I’m a big fan of owning your own online identity and owning your content. I believe that WordPress is a great tool for this, which is one of the reasons I’ve used it and supported it for the last decade. My personal site (alexking.org) is powered by WordPress, and it is my home on the web.
I blog there, I post photos and status updates, I have a list of my projects, and I point people there when they ask where they can find me or learn more about me. And I’ve been blogging there since 2002, so there is plenty of interesting stuff to find there.
However, my site is not an island. I have integrations with Twitter, Facebook, Instagram (via Flickr), Pinboard, and GitHub. My site is my home, but I love interacting with my friends in these other communities.
When I began planning out the FavePersonal theme with our great designers, I did so with a few goals in mind.
- A personal home on the web for folks who want to own their data
- A design that encourages a more casual relationship (encourage you to post more frequently)
- Integrations with the greater social web
- Clean, readable, mobile and reader friendly design
- Designed for search/direct link traffic
Let’s look at how we tried to achieve each of these.
Colors and Post Formats
One of the first thing we wanted to do was make it easy for people to change the colors to personalize their site (to better reflect themselves). We initially had an integration with Adobe Kuler to power the color swatches, but switched that to COLOURlovers to remove the API key restriction. It’s a great feature, simply browse or search for color combinations you like, then preview and apply them to your site.
In order to make it comfortable to post more frequently, we wanted to make it easy to put up shorter form content and media as well as longer posts. We created our Post Formats Admin UI to create a customized posting experience for status posts, link posts, photos, galleries, videos, and quotes.
We also made sure that the output of each of these formats was tailored appropriately for desktop, mobile, and even RSS feeds.
Integrations and the Social Plugin
Your FavePersonal-powered site can display all the stuff you post to Facebook, Twitter, and Tumblr – all on a site that you own and control. But if you’re not posting to those communities, you’re not getting any of the benefits they provide. You shouldn’t have to give up anything when owning your content, and FavePersonal is built with that in mind.
The integrated Social plugin does a ton of cool integration work for us. It both sends to Facebook and Twitter, and pulls back responses and stores them on your site.
Everything is sent to Twitter as a standard Tweet, but you can use the Twitter Cards plugin to customize the appearance of your content on Twitter. When broadcasting to Facebook, care is taken about the format of the content being sent. Status posts are sent as status updates, photos as sent as photos, videos as videos, and the rest as links back to your site. You can also use the WordPress Plugin API to customize exactly what is sent and how.

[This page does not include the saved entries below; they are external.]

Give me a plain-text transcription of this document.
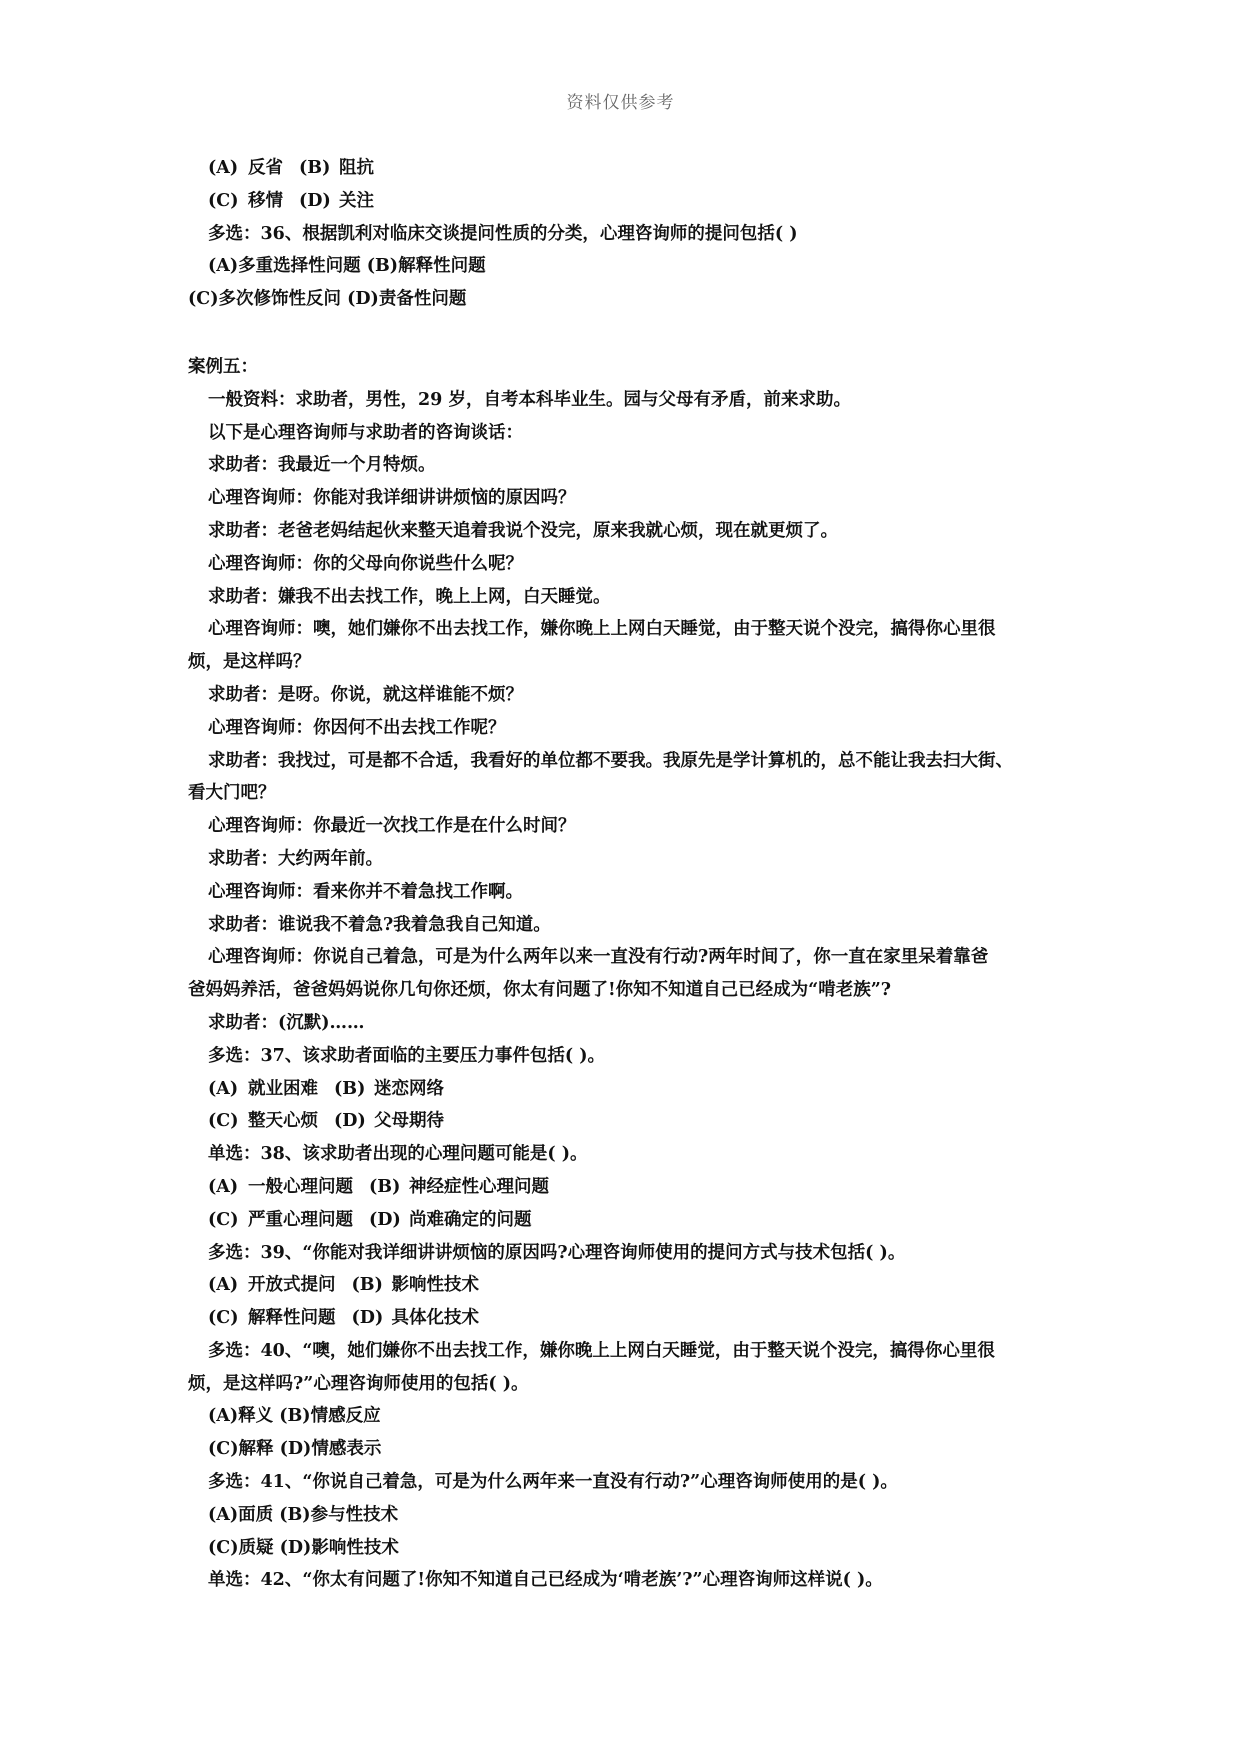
资料仅供参考
(A) 反省 (B) 阻抗
(C) 移情 (D) 关注
多选：36、根据凯利对临床交谈提问性质的分类，心理咨询师的提问包括( )
(A)多重选择性问题 (B)解释性问题
(C)多次修饰性反问 (D)责备性问题
案例五：
一般资料：求助者，男性，29 岁，自考本科毕业生。园与父母有矛盾，前来求助。
以下是心理咨询师与求助者的咨询谈话：
求助者：我最近一个月特烦。
心理咨询师：你能对我详细讲讲烦恼的原因吗？
求助者：老爸老妈结起伙来整天追着我说个没完，原来我就心烦，现在就更烦了。
心理咨询师：你的父母向你说些什么呢？
求助者：嫌我不出去找工作，晚上上网，白天睡觉。
心理咨询师：噢，她们嫌你不出去找工作，嫌你晚上上网白天睡觉，由于整天说个没完，搞得你心里很
烦，是这样吗？
求助者：是呀。你说，就这样谁能不烦？
心理咨询师：你因何不出去找工作呢？
求助者：我找过，可是都不合适，我看好的单位都不要我。我原先是学计算机的，总不能让我去扫大街、
看大门吧？
心理咨询师：你最近一次找工作是在什么时间？
求助者：大约两年前。
心理咨询师：看来你并不着急找工作啊。
求助者：谁说我不着急?我着急我自己知道。
心理咨询师：你说自己着急，可是为什么两年以来一直没有行动?两年时间了，你一直在家里呆着靠爸
爸妈妈养活，爸爸妈妈说你几句你还烦，你太有问题了!你知不知道自己已经成为“啃老族”?
求助者：(沉默)……
多选：37、该求助者面临的主要压力事件包括( )。
(A) 就业困难 (B) 迷恋网络
(C) 整天心烦 (D) 父母期待
单选：38、该求助者出现的心理问题可能是( )。
(A) 一般心理问题 (B) 神经症性心理问题
(C) 严重心理问题 (D) 尚难确定的问题
多选：39、“你能对我详细讲讲烦恼的原因吗?心理咨询师使用的提问方式与技术包括( )。
(A) 开放式提问 (B) 影响性技术
(C) 解释性问题 (D) 具体化技术
多选：40、“噢，她们嫌你不出去找工作，嫌你晚上上网白天睡觉，由于整天说个没完，搞得你心里很
烦，是这样吗?”心理咨询师使用的包括( )。
(A)释义 (B)情感反应
(C)解释 (D)情感表示
多选：41、“你说自己着急，可是为什么两年来一直没有行动?”心理咨询师使用的是( )。
(A)面质 (B)参与性技术
(C)质疑 (D)影响性技术
单选：42、“你太有问题了!你知不知道自己已经成为‘啃老族’?”心理咨询师这样说( )。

The broadcasting is really only part of the story. The integration with likes and comments on Facebook and with retweets and replies on Twitter is where things get really interesting. Those social reactions are brought back to your site as WordPress comments, and are displayed appropriately on your site.

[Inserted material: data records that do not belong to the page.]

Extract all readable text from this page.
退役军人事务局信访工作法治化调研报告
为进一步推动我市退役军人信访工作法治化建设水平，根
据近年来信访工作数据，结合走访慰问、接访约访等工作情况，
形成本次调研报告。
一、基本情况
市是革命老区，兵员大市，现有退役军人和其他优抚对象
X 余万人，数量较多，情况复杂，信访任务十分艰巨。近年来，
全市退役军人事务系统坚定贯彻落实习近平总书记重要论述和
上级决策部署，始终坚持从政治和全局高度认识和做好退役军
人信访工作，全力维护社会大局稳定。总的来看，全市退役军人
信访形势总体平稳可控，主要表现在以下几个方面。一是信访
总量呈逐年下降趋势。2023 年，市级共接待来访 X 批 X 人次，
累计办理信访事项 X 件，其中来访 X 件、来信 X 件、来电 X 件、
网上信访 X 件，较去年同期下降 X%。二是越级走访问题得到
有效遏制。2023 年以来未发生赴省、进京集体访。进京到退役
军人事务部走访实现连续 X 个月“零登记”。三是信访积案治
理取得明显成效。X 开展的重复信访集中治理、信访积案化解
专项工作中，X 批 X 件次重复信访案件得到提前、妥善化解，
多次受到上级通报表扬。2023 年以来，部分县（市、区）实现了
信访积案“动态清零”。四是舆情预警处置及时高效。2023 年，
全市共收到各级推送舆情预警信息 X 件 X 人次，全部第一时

It’s a true two-way integration. You can have someone reply to you on Twitter, have that tweet imported back to your site as a comment, then have someone reply to that comment on your site and broadcast back as a reply on Twitter. What? Yes, really!
The same thing happens with Facebook comments, there is an option for each commenter to broadcast their comment back to the Facebook thread or to send it to Twitter.

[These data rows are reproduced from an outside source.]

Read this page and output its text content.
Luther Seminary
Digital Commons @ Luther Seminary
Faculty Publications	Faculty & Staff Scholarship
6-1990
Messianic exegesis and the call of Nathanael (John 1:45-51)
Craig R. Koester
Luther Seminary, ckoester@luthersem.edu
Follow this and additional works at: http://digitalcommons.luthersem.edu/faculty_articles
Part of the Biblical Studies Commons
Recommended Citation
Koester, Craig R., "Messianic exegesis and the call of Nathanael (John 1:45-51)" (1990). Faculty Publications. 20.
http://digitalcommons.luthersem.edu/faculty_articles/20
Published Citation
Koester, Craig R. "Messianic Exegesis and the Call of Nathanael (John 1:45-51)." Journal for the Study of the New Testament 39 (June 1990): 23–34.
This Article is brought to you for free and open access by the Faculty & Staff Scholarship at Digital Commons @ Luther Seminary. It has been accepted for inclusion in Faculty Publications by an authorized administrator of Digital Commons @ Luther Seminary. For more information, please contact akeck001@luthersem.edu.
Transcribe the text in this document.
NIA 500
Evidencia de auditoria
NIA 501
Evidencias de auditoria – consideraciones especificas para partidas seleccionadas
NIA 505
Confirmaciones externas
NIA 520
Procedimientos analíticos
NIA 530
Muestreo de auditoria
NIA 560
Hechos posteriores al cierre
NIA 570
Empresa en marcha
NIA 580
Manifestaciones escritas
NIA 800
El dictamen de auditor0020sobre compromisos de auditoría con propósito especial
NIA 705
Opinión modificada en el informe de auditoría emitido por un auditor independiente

I’ve found it to be really cool to have the discussion from Facebook/Twitter archived with the post on my own site. Instead of being lost into the ether as it scrolls through the stream, it’s there and available to people who visit the post in the future.
I’ve also created integrations on my site with Pinboard, Flickr (supporting Instagram), and GitHub. I’ll talk more about these and how you can do the same in a future post.
Featured Posts and the Bio Box
These days it’s rare for people to land on your home page then navigate to your content. Thinking about your site design with each page as a target landing page is a better approach. That’s what we did, and we came up with a few things we thought were important to include on every page:
- a context of what this site is/who the author is
- (optional) callouts to a few other things on the site that might be of interest
The ability to feature posts also helps encourage more casual posting (y’know, using your site more!). You don’t have to worry about less important posts bumping more important posts down where they might be overlooked. Keep them up top as long as you like, or turn off the featured posts feature altogether. FavePersonal gives you a lot of flexibility.
Clean, Readable, Mobile-friendly Design
Above all, your website should be a place where people feel comfortable reading and want to hang out for a bit. We took care to design the presentation of content in a straightforward, reader-friendly format that adapts elegantly to mobile devices. Phone, tablet and desktop views are optimized with the reader in mind.
Are you thinking about how you can own your online identity in 2014? Give WordPress and FavePersonal a try. I think you’ll like it. And look for a few follow-up posts here where we’ll discuss how to further customize FavePersonal.